“An approximate answer to the right problem is worth a good deal more than an exact answer to an approximate problem.” – John Tukey

Biopharma, governments, and the healthcare industry as a whole are grappling with what really provides healthcare value, and how to evaluate and measure it. Though not a new problem, it’s one that is now front-and-center as established models for healthcare research and evaluation are proving too slow, costly, and restrictive for today’s needs.

At the same time, easy-to-use mobile computing is everywhere in our day-to-day lives, providing the pipeline to ever more comprehensive and accessible data about our world.

How are these two things related? The relative lack of mobile technology in health research illuminates the limitations of research designs and data gathering methods from the 1970s that are still relied on today.

In field after field for the past 30 years, Internet technology has shown it can radically democratize and commoditize information, through automation and scaling with low-to-zero marginal costs. There’s a fancy term for this: disintermediation. Many in the healthcare and clinical research fields are looking toward general-purpose consumer mobile technology to disintermediate themselves from the data they seek. Direct engagement with patients using a mobile-centric, real-time approach is a big part of the way forward. This disintermediation aims for greater efficiency and improved accuracy in research. In some cases, entirely new ways of looking at problems may result from the ability to passively collect continuous data streams – the Parkinson’s mPower study is a great early example.

There’s no question population health and observational research are being transformed by the ability to use mobile technology on a wide scale: A flood of low cost wireless sensors coming to market opens possibilities for ubiquitous, passive data collection. We have an unprecedented ability to engage and capture near-real time, in some cases, continuous data at a very low burden to the participant. Online communities are empowering patients by bringing together people who share a common disease burden and providing them with the chance to interact, share knowledge, and compare experiences like never before. This often includes raising the visibility of research participation opportunities. 

The needs of interventional research are changing too. An increased emphasis by payers and providers on effectiveness requires understanding how patients and therapies work in the real world. With the ubiquity of smartphones, we can collect patient-reported measures in a far more meaningful and timely way than with paper diaries or dedicated hand-held devices, allowing us to develop the evidence needed for a value-based market. Even in pivotal randomized registration trials, we can introduce changes to help better engage and retain patients, shorten timelines with adaptive designs that rely on real-time data, and do so in a way that improves these studies’ ability to demonstrate safety and efficacy.

We’re still in the early days of this patient-centric era. Most mHealth and virtual trial systems are bespoke platforms with purpose-built apps. These custom built solutions can be coded exactly to the needs of a given project. But building custom solutions sacrifices reusability and inhibits the ability to start the next project fast with out-of-the box, proven technology.

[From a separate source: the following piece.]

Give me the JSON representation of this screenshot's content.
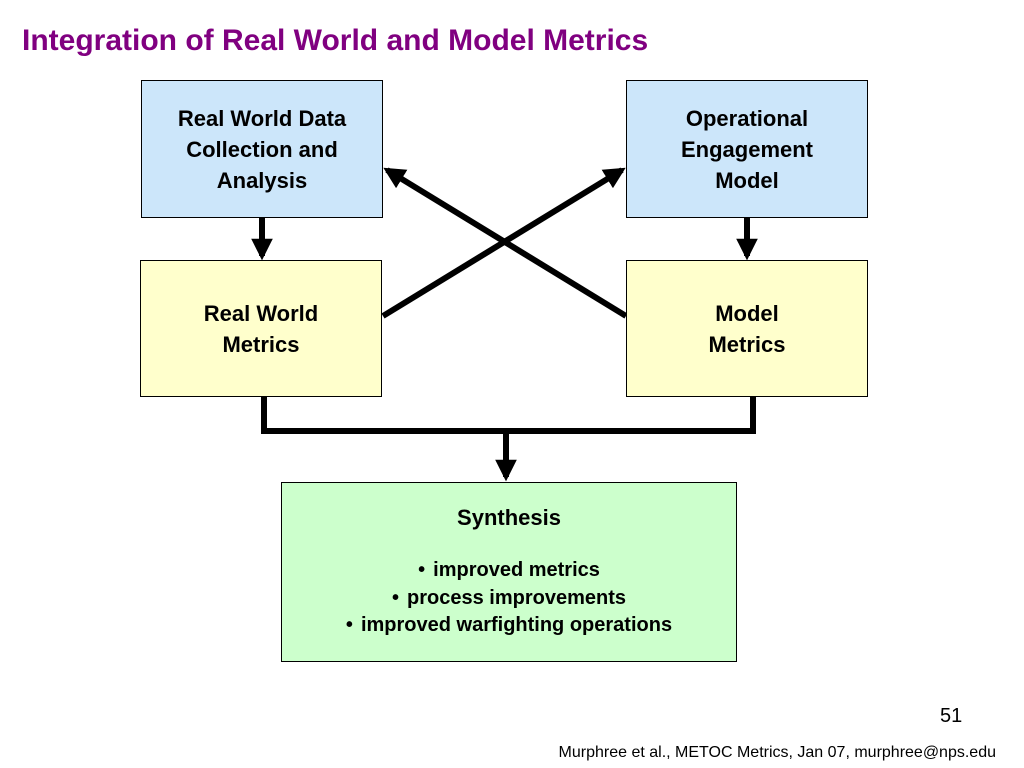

At OpenClinica, we are working to achieve both. We aim to combine the rigor and exactness of RCTs with a big data/population based approach that yields richer answers about how the real world works. The best way to do that is with a platform that creates a unified experience based on reusable, but customizable components. Our nearly 10 years of work in electronic data capture has taught us a lot about how to ensure data integrity and enable our customers to implement research protocols without writing code. At the same time, we’ve built a user experience for study participants that from the ground up is designed around simplicity, mobile-friendliness, and, ease-of-use. We’ve focused on components that solve problems in a generalizable way and just work, while also providing the means to tailor the user experience and features to meet the unique needs of each study.

Every day is an exciting challenge as we and our customers learn more about the patients we both serve.  Just a few months after the launch of OpenClinica Participate, we have started, or will soon begin, connecting patients in a daily diary study on nutrition, a behavioral health risk screening study, a hospital safety outcomes project, a long-term maternal & child health cohort, and two surgical device studies, including one involving photos captured directly from mobile devices. We’re rapidly making refinements to their user experience and adding features that help improve the speed, convenience, and quality of the research. With these new approaches comes changes at every level: research design; privacy, ethics, and consent; data validity; regulatory compliance; and analytical models. But the potential payoff is great – we now have new abilities to ask big, important research questions that have been impossible to answer in the past.